Is there any established method of indicating progress for toolbar buttons, for processes that take some time? At the moment, my script is using e.g. mw.notify( mw.message( 'google-ocr-request-sent' ) ); and I'm going to make it disable both the button and the main text box for the duration of the request. But perhaps there's already a system for this sort of thing?

@Samwilson: Not that I know of. Typically toolbar button functions are more or less instant, so there probably isn't anything built in.

What are your thoughts on the placement of the button? The existing gadget adds the OCR button in the main toolbar, but it looks like your script adds it to the Proofread tools submenu. Do you think folks will find it there?

@kaldari: Okay, well I'll carry on with a custom spinning gif and message box. :) Seems to work. @Bodhisattwa mentioned that it'd be cool to have a progress bar, which I quite agree—I think it's a bit too tricky for now though. :(

And yeah, I wasn't sure about the toolbar placement. I feel like it belongs more in the 'proofread tools' submenu, but yeah perhaps it's a bit hard to find. I also figured that although people are unlikely to have both gadgets loaded at the same time, if they do then that first bit of the toolbar might get stretched a bit far with these double-width icons.

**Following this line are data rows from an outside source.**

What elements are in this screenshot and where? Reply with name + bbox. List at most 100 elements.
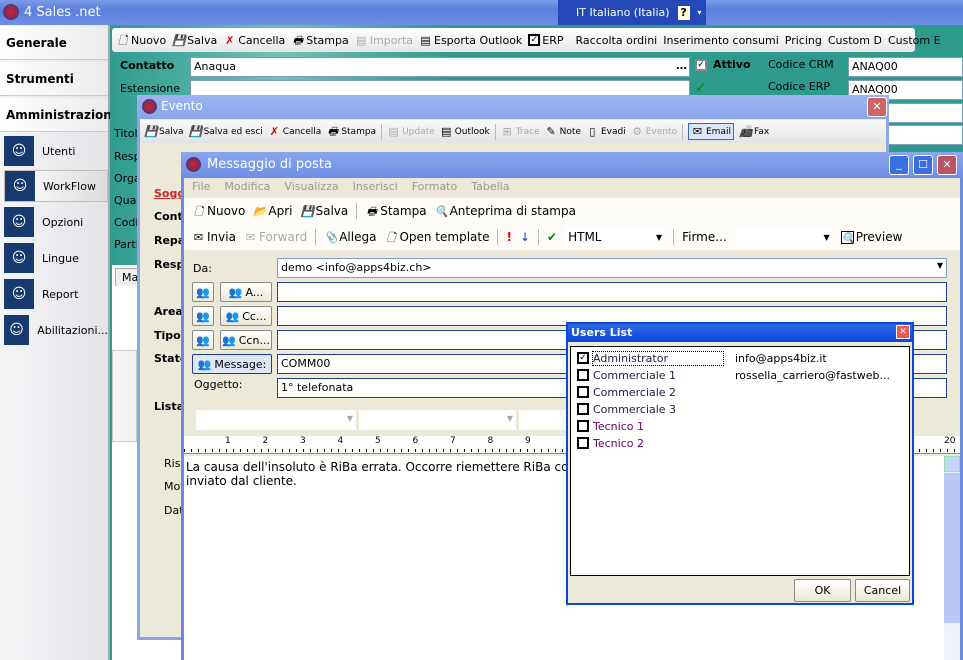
salva-esci-button[interactable]: 💾 Salva ed esci	[189, 125, 263, 138]
sidebar-item-workflow[interactable]: ☺ WorkFlow	[4, 170, 108, 202]
close-button[interactable]: ✕	[896, 325, 910, 339]
sidebar-item-lingue[interactable]: ☺ Lingue	[4, 242, 108, 274]
sidebar-section-amministrazione[interactable]: Amministrazione	[0, 98, 120, 132]
user-list-item[interactable]: Commerciale 3	[577, 401, 907, 417]
spellcheck-icon[interactable]: ✔	[547, 230, 557, 244]
forward-button[interactable]: ✉ Forward	[244, 230, 307, 244]
field[interactable]	[888, 125, 963, 145]
salva-button[interactable]: 💾 Salva	[172, 34, 217, 47]
firme-select[interactable]: ▼	[734, 227, 833, 247]
menu-tabella[interactable]: Tabella	[471, 180, 509, 193]
maximize-button[interactable]: ☐	[913, 155, 933, 175]
erp-checkbox[interactable]: ✓ ERP	[528, 34, 564, 47]
nuovo-button[interactable]: 🗋 Nuovo	[116, 34, 166, 47]
da-select[interactable]: demo <info@apps4biz.ch> ▼	[277, 258, 947, 278]
sidebar-item-report[interactable]: ☺ Report	[4, 278, 108, 310]
contatto-field[interactable]: Anaqua	[190, 57, 690, 77]
scroll-thumb[interactable]	[944, 473, 960, 623]
evento-button[interactable]: ⚙ Evento	[631, 125, 677, 138]
update-button[interactable]: ▤ Update	[387, 125, 434, 138]
stampa-button[interactable]: 🖶 Stampa	[326, 125, 376, 138]
trace-button[interactable]: ⊞ Trace	[501, 125, 540, 138]
menu-modifica[interactable]: Modifica	[224, 180, 270, 193]
sidebar-item-utenti[interactable]: ☺ Utenti	[4, 135, 108, 167]
user-list-item[interactable]: ✓ Administrator info@apps4biz.it	[577, 350, 907, 366]
preview-button[interactable]: 🔍 Preview	[840, 230, 902, 245]
address-book-button[interactable]: 👥	[192, 282, 214, 302]
checkbox-icon[interactable]	[577, 386, 589, 398]
language-selector[interactable]: IT Italiano (Italia) ? ▾	[558, 0, 706, 25]
close-button[interactable]: ✕	[867, 97, 887, 117]
users-listbox[interactable]: ✓ Administrator info@apps4biz.it Commercial…	[570, 346, 910, 576]
cc-button[interactable]: 👥 Cc...	[220, 306, 272, 326]
low-priority-icon[interactable]: ↓	[520, 230, 530, 244]
importa-button[interactable]: ▤ Importa	[355, 34, 413, 47]
nuovo-button[interactable]: 🗋 Nuovo	[192, 204, 245, 218]
minimize-button[interactable]: _	[889, 155, 909, 175]
address-book-button[interactable]: 👥	[192, 330, 214, 350]
font-size-select[interactable]: ▼	[359, 410, 516, 430]
sidebar-section-generale[interactable]: Generale	[0, 26, 108, 60]
attivo-checkbox[interactable]: ✓	[695, 59, 707, 71]
vertical-scrollbar[interactable]	[944, 456, 960, 660]
message-button[interactable]: 👥 Message:	[192, 354, 272, 374]
checkbox-checked-icon[interactable]: ✓	[577, 352, 589, 364]
open-template-button[interactable]: 🗋 Open template	[384, 230, 490, 244]
cancel-button[interactable]: Cancel	[855, 579, 910, 602]
custom-d-button[interactable]: Custom D	[828, 34, 882, 47]
apri-button[interactable]: 📂 Apri	[253, 204, 292, 218]
a-button[interactable]: 👥 A...	[220, 282, 272, 302]
salva-button[interactable]: 💾 Salva	[144, 125, 184, 138]
stampa-button[interactable]: 🖶 Stampa	[365, 204, 427, 218]
cancella-button[interactable]: ✗ Cancella	[223, 34, 285, 47]
invia-button[interactable]: ✉ Invia	[192, 230, 236, 244]
export-icon: ▤	[420, 33, 431, 47]
user-list-item[interactable]: Tecnico 1	[577, 418, 907, 434]
chevron-down-icon[interactable]: ▾	[698, 8, 702, 17]
a-field[interactable]	[277, 282, 947, 302]
font-select[interactable]: ▼	[196, 410, 356, 430]
user-name: Commerciale 2	[593, 385, 677, 399]
style-select[interactable]	[519, 410, 569, 430]
checkbox-icon[interactable]	[577, 437, 589, 449]
esporta-outlook-button[interactable]: ▤ Esporta Outlook	[419, 34, 522, 47]
anteprima-button[interactable]: 🔍 Anteprima di stampa	[435, 204, 576, 218]
menu-formato[interactable]: Formato	[412, 180, 458, 193]
sidebar-item-abilitazioni[interactable]: ☺ Abilitazioni...	[4, 314, 108, 346]
ok-button[interactable]: OK	[794, 579, 851, 602]
ccn-button[interactable]: 👥 Ccn...	[220, 330, 272, 350]
sidebar-section-strumenti[interactable]: Strumenti	[0, 62, 108, 96]
browse-button[interactable]: …	[676, 59, 687, 72]
inserimento-consumi-button[interactable]: Inserimento consumi	[663, 34, 779, 47]
high-priority-icon[interactable]: !	[506, 230, 511, 244]
menu-file[interactable]: File	[192, 180, 210, 193]
help-icon[interactable]: ?	[677, 5, 690, 20]
menu-inserisci[interactable]: Inserisci	[353, 180, 398, 193]
allega-button[interactable]: 📎 Allega	[324, 230, 376, 244]
salva-button[interactable]: 💾 Salva	[300, 204, 348, 218]
evadi-button[interactable]: ▯ Evadi	[586, 125, 625, 138]
field[interactable]	[888, 103, 963, 123]
codice-crm-field[interactable]: ANAQ00	[848, 57, 963, 77]
scroll-up-button[interactable]	[944, 456, 960, 472]
close-button[interactable]: ✕	[937, 155, 957, 175]
stampa-button[interactable]: 🖶 Stampa	[291, 34, 349, 47]
raccolta-ordini-button[interactable]: Raccolta ordini	[576, 34, 658, 47]
menu-visualizza[interactable]: Visualizza	[284, 180, 338, 193]
user-list-item[interactable]: Commerciale 2	[577, 384, 907, 400]
sidebar-item-opzioni[interactable]: ☺ Opzioni	[4, 206, 108, 238]
checkbox-icon[interactable]	[577, 420, 589, 432]
outlook-button[interactable]: ▤ Outlook	[440, 125, 490, 138]
format-select[interactable]: HTML ▼	[565, 227, 666, 247]
email-button[interactable]: ✉ Email	[687, 123, 734, 140]
checkbox-icon[interactable]	[577, 369, 589, 381]
address-book-button[interactable]: 👥	[192, 306, 214, 326]
note-button[interactable]: ✎ Note	[545, 125, 581, 138]
user-list-item[interactable]: Tecnico 2	[577, 435, 907, 451]
custom-e-button[interactable]: Custom E	[888, 34, 941, 47]
cancella-button[interactable]: ✗ Cancella	[268, 125, 322, 138]
fax-button[interactable]: 📠 Fax	[739, 125, 769, 138]
checkbox-icon[interactable]	[577, 403, 589, 415]
pricing-button[interactable]: Pricing	[785, 34, 822, 47]
user-list-item[interactable]: Commerciale 1 rossella_carriero@fastweb..…	[577, 367, 907, 383]
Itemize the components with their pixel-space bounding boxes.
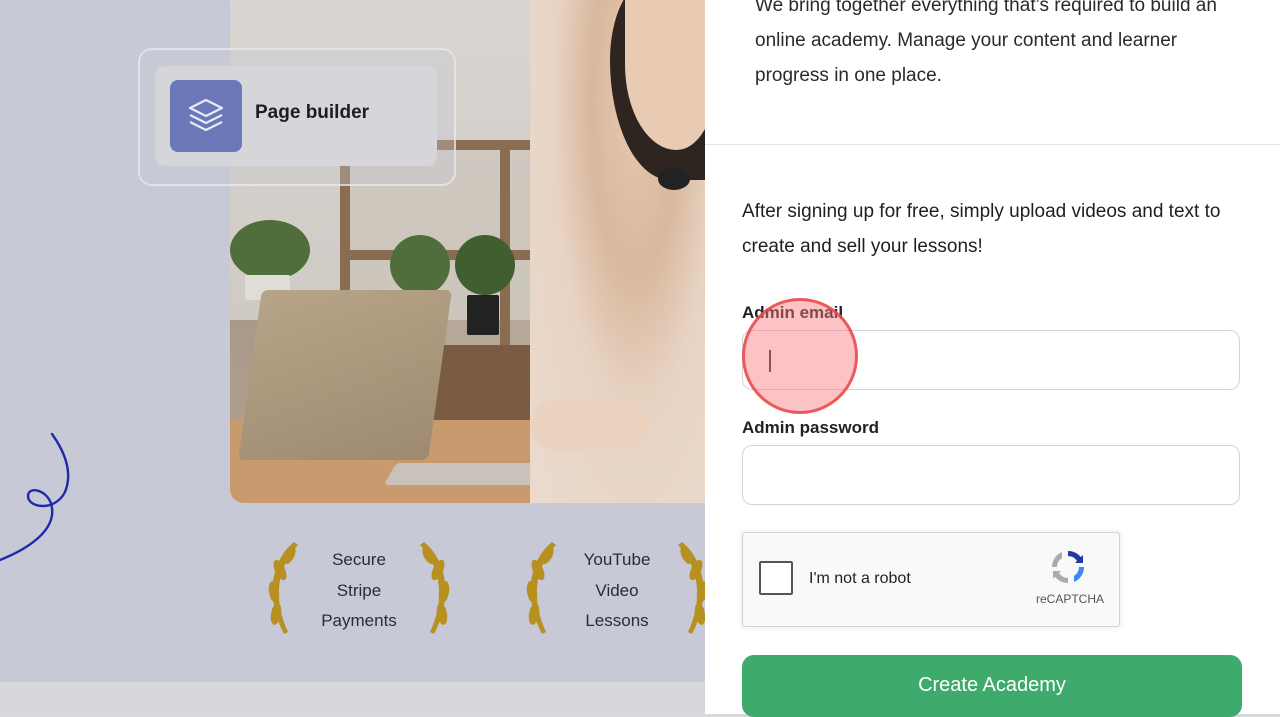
badge-youtube: YouTube Video Lessons [524, 540, 705, 640]
background-strip [0, 682, 705, 714]
badge-stripe: Secure Stripe Payments [266, 540, 456, 640]
layers-icon [170, 80, 242, 152]
password-label: Admin password [742, 418, 879, 437]
divider [705, 144, 1280, 145]
recaptcha-label: I'm not a robot [809, 570, 911, 587]
recaptcha-checkbox[interactable] [759, 561, 793, 595]
recaptcha-logo-icon [1051, 550, 1085, 584]
badge-line: Secure [332, 550, 386, 569]
password-field[interactable] [742, 445, 1240, 505]
lead-text: After signing up for free, simply upload… [742, 201, 1221, 257]
badge-line: Video [595, 580, 639, 600]
badge-line: Stripe [336, 580, 382, 600]
recaptcha-widget: I'm not a robot reCAPTCHA [742, 532, 1120, 627]
badge-line: Payments [321, 611, 397, 630]
click-indicator [742, 298, 858, 414]
decorative-squiggle [0, 432, 70, 562]
background-page: Page builder Secure Stripe Payments YouT… [0, 0, 705, 714]
feature-card-label: Page builder [255, 102, 370, 123]
create-academy-button[interactable]: Create Academy [742, 655, 1242, 717]
badge-line: Lessons [585, 611, 649, 630]
badge-line: YouTube [583, 550, 651, 569]
intro-text: We bring together everything that’s requ… [755, 0, 1217, 86]
recaptcha-brand: reCAPTCHA [1036, 592, 1105, 606]
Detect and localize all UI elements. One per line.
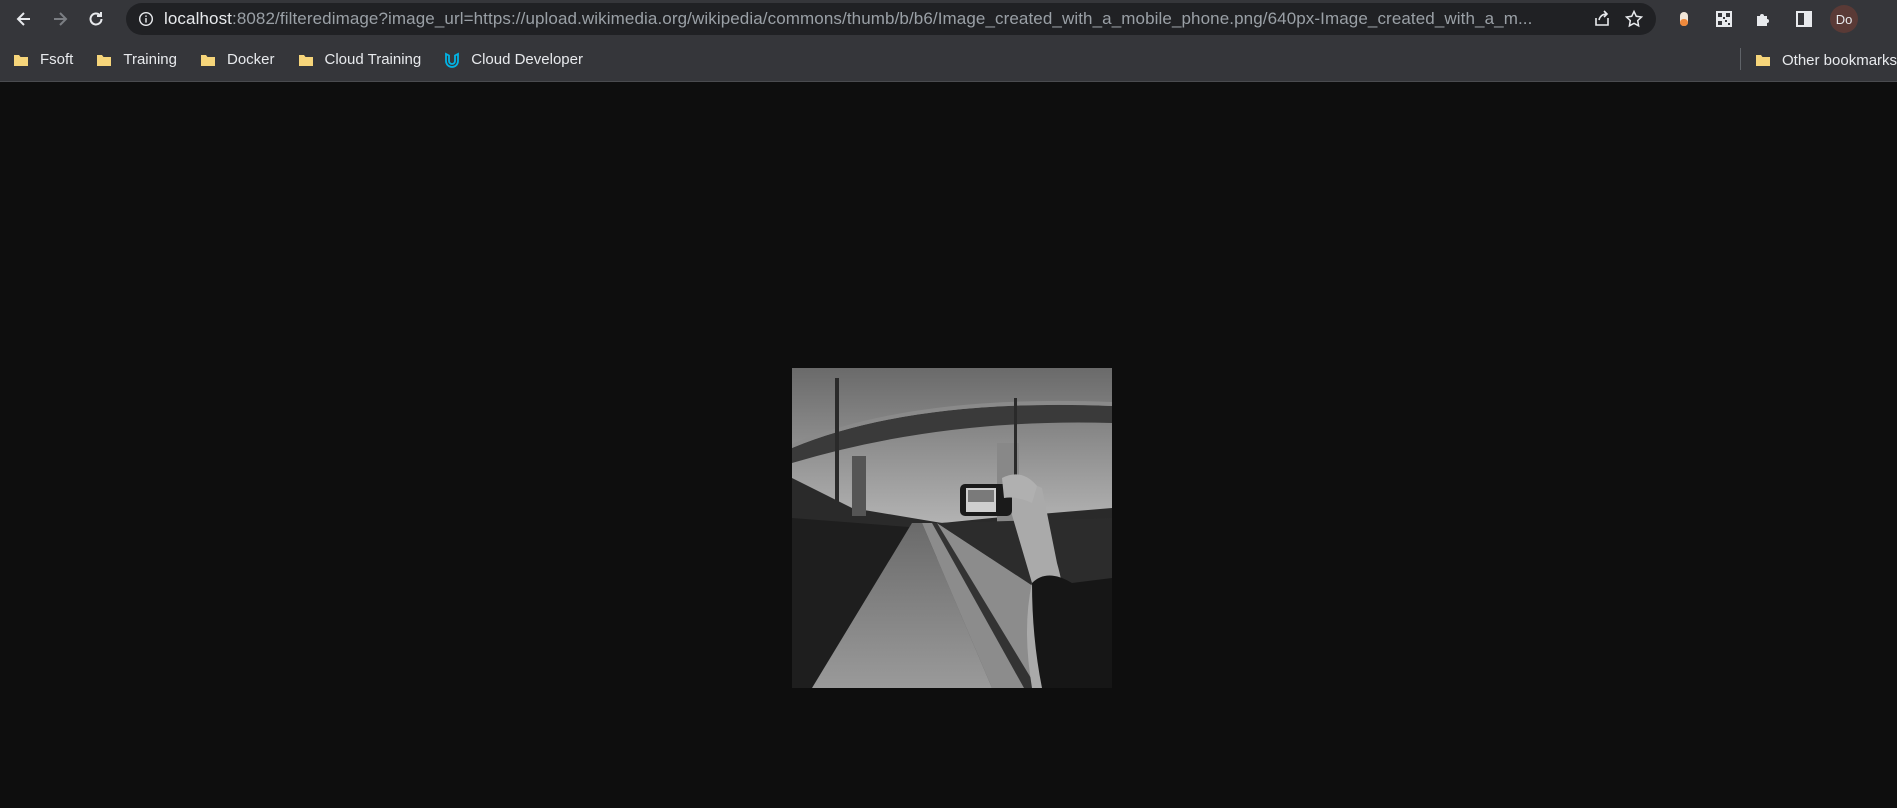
info-icon: [138, 11, 154, 27]
share-button[interactable]: [1586, 3, 1618, 35]
qr-code-button[interactable]: [1708, 3, 1740, 35]
extension-pill-icon: [1680, 12, 1688, 26]
profile-avatar: Do: [1830, 5, 1858, 33]
bookmark-docker[interactable]: Docker: [189, 46, 285, 74]
bookmarks-bar: Fsoft Training Docker Cloud Training Clo…: [0, 38, 1897, 82]
profile-button[interactable]: Do: [1828, 3, 1860, 35]
back-button[interactable]: [8, 3, 40, 35]
folder-icon: [1756, 55, 1770, 66]
forward-arrow-icon: [54, 12, 68, 26]
extensions-button[interactable]: [1748, 3, 1780, 35]
url-path: :8082/filteredimage?image_url=https://up…: [232, 9, 1533, 28]
page-viewport: [0, 83, 1897, 808]
extension-button-1[interactable]: [1668, 3, 1700, 35]
star-icon: [1624, 9, 1644, 28]
extensions-area: Do: [1668, 3, 1860, 35]
other-bookmarks-label: Other bookmarks: [1782, 51, 1897, 69]
folder-icon: [200, 54, 215, 66]
browser-toolbar: localhost:8082/filteredimage?image_url=h…: [0, 0, 1897, 38]
address-bar[interactable]: localhost:8082/filteredimage?image_url=h…: [126, 3, 1656, 35]
url-host: localhost: [164, 9, 232, 28]
bookmark-label: Training: [123, 51, 177, 68]
bookmarks-separator: [1740, 48, 1741, 70]
bookmark-label: Cloud Training: [324, 51, 422, 68]
bookmark-fsoft[interactable]: Fsoft: [2, 46, 83, 74]
side-panel-button[interactable]: [1788, 3, 1820, 35]
other-bookmarks[interactable]: Other bookmarks: [1748, 38, 1897, 82]
bookmark-cloud-training[interactable]: Cloud Training: [287, 46, 432, 74]
bookmark-label: Docker: [226, 51, 275, 68]
url-text[interactable]: localhost:8082/filteredimage?image_url=h…: [164, 9, 1586, 29]
reload-button[interactable]: [80, 3, 112, 35]
back-arrow-icon: [16, 12, 30, 26]
puzzle-icon: [1757, 14, 1769, 26]
bookmark-cloud-developer[interactable]: Cloud Developer: [433, 46, 593, 74]
folder-icon: [97, 54, 112, 66]
udacity-icon: [445, 52, 460, 68]
forward-button[interactable]: [44, 3, 76, 35]
bookmark-label: Cloud Developer: [471, 51, 583, 68]
side-panel-icon: [1796, 11, 1812, 27]
bookmark-label: Fsoft: [40, 51, 74, 68]
reload-icon: [89, 12, 103, 26]
qr-code-icon: [1716, 11, 1732, 27]
filtered-image: [792, 368, 1112, 688]
folder-icon: [298, 54, 313, 66]
site-info-button[interactable]: [132, 5, 160, 33]
bookmark-training[interactable]: Training: [85, 46, 187, 74]
grayscale-photo-illustration: [792, 368, 1112, 688]
share-icon: [1595, 10, 1609, 26]
bookmark-star-button[interactable]: [1618, 3, 1650, 35]
folder-icon: [14, 54, 28, 66]
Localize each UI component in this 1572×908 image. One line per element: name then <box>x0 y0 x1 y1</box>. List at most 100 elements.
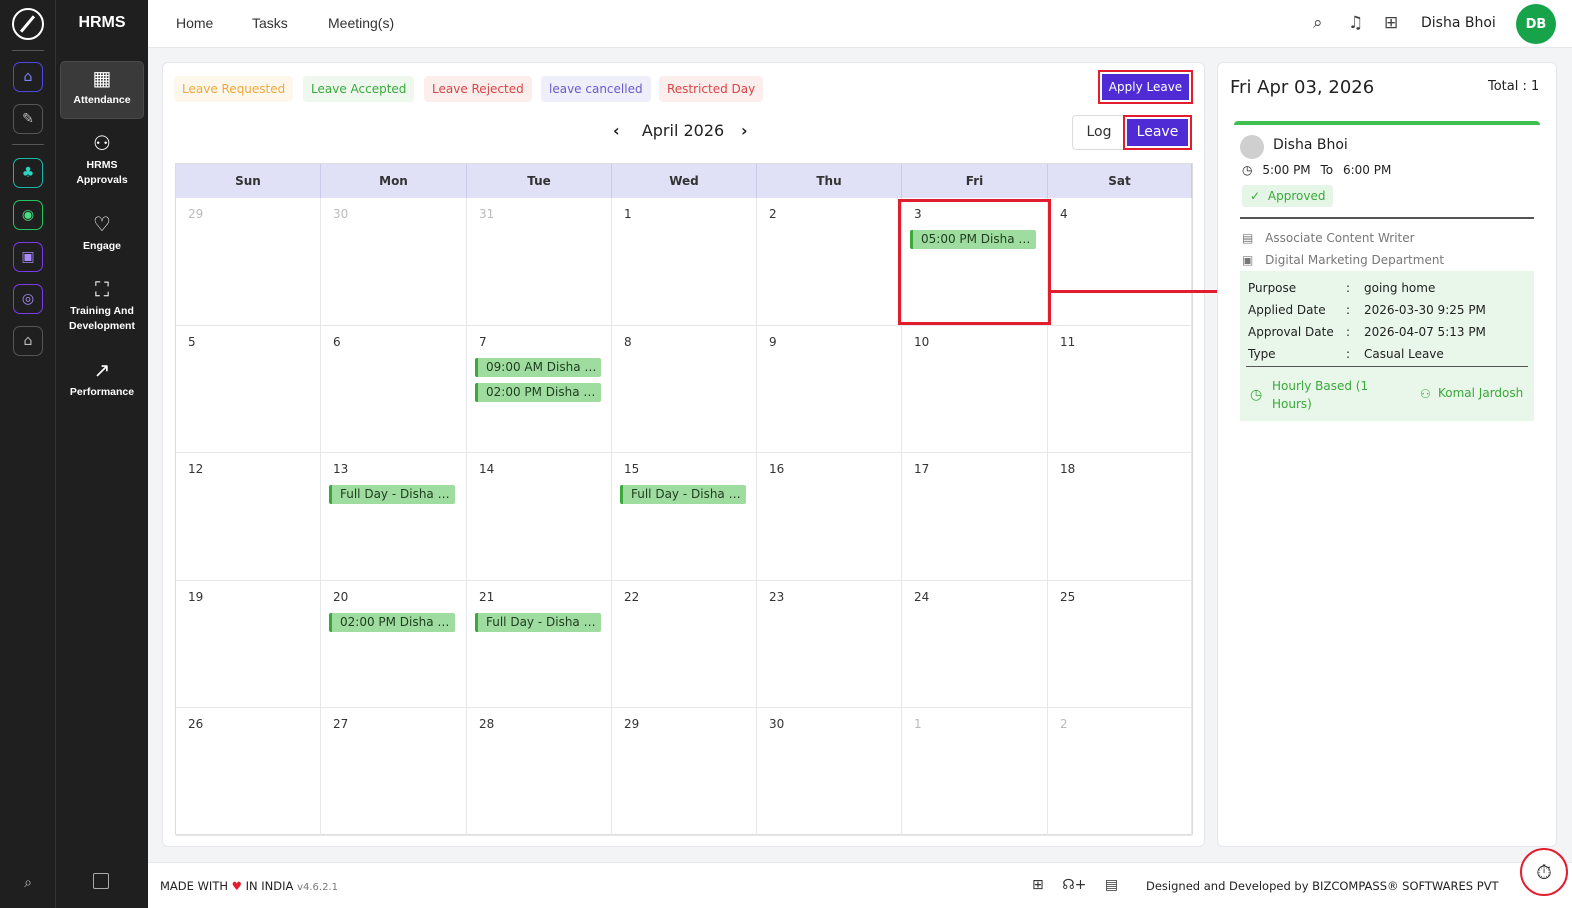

Am I on the right track with the system messages? I haven't created any yet (on EN or elsewhere), just listing them at Wikisource:Google OCR. Is it worth adding default (English) messages, so at least something is displayed?

@Samwilson: Ultimately, any given wiki should only have 1 of the 2 gadgets available (basically wikisource languages that are supported by Google OCR API, but not phetools/Tesseract), so I don't think having 2 buttons on the same toolbar will be an issue. Personally, I would favor having the new gadget also be in the main toolbar so that it is easy to find and the placement is consistent between wikis.

@kaldari: cool, good point. I've moved the button back to the main section. The message-loading is working correctly too.

The script now lives at https://wikisource.org/wiki/Wikisource:Google_OCR/script.js (and its previous locations are redirects or have been fixed to load it from there). I've run it through jshint and it only complains about the multi-line string concatenation... any suggestions for better form there?

Or other things that look bad? Like inline CSS; should that be pulled out into a stylesheet?

@Samwilson: There are a couple of coding conventions that I would normally hold you to if it were MediaWiki code, but since it's only a gadget I don't think we have to be too strict. I'll leave them up to you.

First is that we normally declare all function variables at the beginning of the function:
https://www.mediawiki.org/wiki/Manual:Coding_conventions/JavaScript#Declarations

Second is that we normally document parameters and return values of functions:
https://www.mediawiki.org/wiki/Manual:Coding_conventions/JavaScript#Documentation_comments

I wouldn't worry about the multi-line strings or inline styles (which are minimal).

Thanks @kaldari :-)

I've fixed documentation and variable declarations up a bit, and switched to constructing HTML with jQuery.